Other features include a preview capability for cluster-level interaction, allowing the assistant to draw on real-time environmental data for more specific responses. A separate preview, Bring Your Own Knowledge, lets organizations customize the assistant’s responses using internal documentation and operational practices.
Users of Red Hat OpenShift Virtualization can get support for managing virtual machines alongside containerized applications, a feature Red Hat said is aimed at easing transitions from legacy virtualization platforms and supporting hybrid modernization strategies.
Red Hat Edge Manager is used for large-scale fleets of edge devices. Available as a technology preview, it centralizes control over applications and infrastructure across distributed environments such as retail networks or industrial facilities.
“Edge Manager is designed to help manage tens of thousands of devices with policy-based control, even in environments lacking on-site IT expertise,” said Francis Chow, vice president and general manager of edge at Red Hat. “We’re targeting edge scenarios where data is processed outside traditional data centers, on mixed hardware, with the goal of centralized, scalable management.”

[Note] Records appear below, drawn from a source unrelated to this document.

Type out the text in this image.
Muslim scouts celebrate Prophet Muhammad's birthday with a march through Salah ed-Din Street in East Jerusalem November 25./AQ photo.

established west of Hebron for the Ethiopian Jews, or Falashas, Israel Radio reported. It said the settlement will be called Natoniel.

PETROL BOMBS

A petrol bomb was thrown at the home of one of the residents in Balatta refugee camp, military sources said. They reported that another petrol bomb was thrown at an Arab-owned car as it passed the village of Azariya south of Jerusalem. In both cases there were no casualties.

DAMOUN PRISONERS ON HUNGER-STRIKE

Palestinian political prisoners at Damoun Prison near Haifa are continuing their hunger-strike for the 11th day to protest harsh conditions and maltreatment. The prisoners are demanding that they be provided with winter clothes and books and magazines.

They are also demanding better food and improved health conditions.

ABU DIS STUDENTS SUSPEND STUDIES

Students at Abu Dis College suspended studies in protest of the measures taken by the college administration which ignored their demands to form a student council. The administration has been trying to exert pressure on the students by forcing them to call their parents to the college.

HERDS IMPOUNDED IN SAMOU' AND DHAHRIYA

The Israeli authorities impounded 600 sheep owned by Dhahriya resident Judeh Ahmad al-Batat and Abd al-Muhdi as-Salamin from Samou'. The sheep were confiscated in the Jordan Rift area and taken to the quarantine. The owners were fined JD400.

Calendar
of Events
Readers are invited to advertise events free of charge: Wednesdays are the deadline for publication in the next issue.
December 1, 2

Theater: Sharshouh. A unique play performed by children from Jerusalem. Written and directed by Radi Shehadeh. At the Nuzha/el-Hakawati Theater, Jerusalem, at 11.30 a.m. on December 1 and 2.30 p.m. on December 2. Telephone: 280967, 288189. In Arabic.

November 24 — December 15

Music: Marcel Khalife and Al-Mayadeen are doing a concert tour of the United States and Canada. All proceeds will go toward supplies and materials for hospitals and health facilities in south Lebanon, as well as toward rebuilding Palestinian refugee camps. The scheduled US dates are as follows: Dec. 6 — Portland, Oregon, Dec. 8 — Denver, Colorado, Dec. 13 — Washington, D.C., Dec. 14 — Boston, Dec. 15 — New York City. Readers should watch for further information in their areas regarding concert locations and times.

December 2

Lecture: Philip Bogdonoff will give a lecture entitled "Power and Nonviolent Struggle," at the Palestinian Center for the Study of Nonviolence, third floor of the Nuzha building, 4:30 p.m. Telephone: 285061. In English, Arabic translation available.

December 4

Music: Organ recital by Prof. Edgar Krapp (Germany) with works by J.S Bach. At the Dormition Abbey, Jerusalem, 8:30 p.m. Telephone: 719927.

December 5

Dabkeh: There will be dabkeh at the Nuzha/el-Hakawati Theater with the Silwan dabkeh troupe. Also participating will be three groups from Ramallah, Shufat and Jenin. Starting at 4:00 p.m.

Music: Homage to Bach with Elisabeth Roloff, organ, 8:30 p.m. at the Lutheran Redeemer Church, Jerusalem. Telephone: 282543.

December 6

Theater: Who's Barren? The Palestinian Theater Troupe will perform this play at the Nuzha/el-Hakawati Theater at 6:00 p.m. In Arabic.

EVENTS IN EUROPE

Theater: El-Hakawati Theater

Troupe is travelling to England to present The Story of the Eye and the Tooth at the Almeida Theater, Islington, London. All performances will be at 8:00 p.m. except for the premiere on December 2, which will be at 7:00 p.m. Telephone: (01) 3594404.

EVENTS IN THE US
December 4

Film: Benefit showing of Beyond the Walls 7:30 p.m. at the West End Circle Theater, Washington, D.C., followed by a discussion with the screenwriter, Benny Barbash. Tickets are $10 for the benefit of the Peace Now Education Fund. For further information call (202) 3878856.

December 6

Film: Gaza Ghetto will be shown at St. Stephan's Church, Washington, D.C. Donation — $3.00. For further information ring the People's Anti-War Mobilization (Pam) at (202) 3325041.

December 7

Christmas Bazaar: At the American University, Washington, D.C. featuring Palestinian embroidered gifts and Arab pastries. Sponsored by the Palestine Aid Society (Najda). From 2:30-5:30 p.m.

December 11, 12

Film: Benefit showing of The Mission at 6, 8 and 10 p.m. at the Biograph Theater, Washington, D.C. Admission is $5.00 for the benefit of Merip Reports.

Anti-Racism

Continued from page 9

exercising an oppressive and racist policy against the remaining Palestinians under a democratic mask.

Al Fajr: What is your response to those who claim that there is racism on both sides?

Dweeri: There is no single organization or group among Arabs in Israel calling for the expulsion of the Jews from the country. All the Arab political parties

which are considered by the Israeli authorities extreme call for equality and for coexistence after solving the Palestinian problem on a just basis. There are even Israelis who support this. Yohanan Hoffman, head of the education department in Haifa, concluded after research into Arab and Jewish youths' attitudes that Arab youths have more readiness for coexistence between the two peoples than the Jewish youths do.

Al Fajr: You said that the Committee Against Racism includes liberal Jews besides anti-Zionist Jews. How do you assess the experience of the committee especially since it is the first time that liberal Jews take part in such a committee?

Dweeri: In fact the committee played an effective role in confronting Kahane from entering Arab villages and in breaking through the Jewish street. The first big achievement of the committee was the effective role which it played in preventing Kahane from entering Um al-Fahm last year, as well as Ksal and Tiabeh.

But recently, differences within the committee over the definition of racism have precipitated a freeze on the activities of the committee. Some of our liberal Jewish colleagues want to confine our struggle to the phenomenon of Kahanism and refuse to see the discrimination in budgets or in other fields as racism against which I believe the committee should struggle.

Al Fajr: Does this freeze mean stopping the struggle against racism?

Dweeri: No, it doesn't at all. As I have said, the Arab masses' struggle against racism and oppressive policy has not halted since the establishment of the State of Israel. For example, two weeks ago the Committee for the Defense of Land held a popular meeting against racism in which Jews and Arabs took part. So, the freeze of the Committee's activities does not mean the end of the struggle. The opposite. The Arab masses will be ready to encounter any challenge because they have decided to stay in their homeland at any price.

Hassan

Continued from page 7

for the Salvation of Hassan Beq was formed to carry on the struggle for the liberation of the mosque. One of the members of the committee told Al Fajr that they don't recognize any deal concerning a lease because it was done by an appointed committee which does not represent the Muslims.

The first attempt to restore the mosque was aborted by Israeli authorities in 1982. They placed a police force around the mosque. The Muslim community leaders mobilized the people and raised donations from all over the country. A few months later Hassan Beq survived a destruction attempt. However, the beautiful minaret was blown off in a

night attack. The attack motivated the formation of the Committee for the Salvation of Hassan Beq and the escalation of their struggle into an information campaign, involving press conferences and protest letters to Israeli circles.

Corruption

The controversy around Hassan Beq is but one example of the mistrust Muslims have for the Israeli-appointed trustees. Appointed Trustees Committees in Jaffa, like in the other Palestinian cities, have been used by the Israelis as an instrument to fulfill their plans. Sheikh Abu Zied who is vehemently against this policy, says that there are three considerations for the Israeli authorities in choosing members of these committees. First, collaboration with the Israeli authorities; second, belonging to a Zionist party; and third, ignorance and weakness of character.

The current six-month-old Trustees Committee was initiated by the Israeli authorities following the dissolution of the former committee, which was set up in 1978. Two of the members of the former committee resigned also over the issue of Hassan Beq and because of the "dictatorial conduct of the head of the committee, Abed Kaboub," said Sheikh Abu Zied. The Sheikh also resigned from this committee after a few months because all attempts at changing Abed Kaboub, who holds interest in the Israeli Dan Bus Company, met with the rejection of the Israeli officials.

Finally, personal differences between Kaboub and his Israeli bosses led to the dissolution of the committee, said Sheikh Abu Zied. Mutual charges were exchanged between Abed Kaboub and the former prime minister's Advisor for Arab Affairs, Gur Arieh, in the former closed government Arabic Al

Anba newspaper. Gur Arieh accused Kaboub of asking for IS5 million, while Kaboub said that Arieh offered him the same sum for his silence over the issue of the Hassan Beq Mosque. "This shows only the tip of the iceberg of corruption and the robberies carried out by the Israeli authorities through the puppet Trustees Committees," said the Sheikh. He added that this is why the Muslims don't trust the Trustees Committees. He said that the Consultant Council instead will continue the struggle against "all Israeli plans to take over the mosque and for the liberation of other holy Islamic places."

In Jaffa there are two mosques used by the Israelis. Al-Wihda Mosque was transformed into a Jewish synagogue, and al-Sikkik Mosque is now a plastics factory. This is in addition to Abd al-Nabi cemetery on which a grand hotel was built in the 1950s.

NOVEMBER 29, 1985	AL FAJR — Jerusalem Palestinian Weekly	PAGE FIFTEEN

Features include policy-based deployment using desired-state configurations, customizable alerting and secure communications using the mutual TLS protocol. A resilient agent architecture enables continued management even in unreliable network conditions.
Designed to support containerized workloads and optimized for Red Hat Enterprise Linux image mode, Edge Manager offers lifecycle tools for application and operating system onboarding, updates and decommissioning.
The expanded partnership with AMD is aimed at optimizing AI workloads and virtualization infrastructure across hybrid cloud environments. Red Hat will integrate AMD’s Instinct graphic processing units and Epyc CPUs with Red Hat’s AI and OpenShift platforms.
OpenShift AI now supports AMD Instinct GPUs, enabling performance tuning for large language models and small language models on Microsoft Azure infrastructure. RHEL AI is also certified to run inference on AMD Instinct MI300X GPUs.
The AMD Epyc processor “is a beast at up to 192 cores,” Barrett said. “This is a a symbol that customers, when they’re choosing their next generation virtualization platform, can go wherever their infrastructure choice leads them.”
The two companies said they are also jointly contributing to the vLLM open source project, which is focused on optimizing inference performance and multi-GPU support. Enhancements include improvements to Triton kernels, FP8 precision support and better collective communication across GPUs. AMD Instinct GPUs will also be supported out of the box in Red Hat’s AI Inference Server. Red Hat OpenShift Virtualization has also been validated for Epyc CPUs, allowing organizations to run virtual machines and containerized applications on the same platform.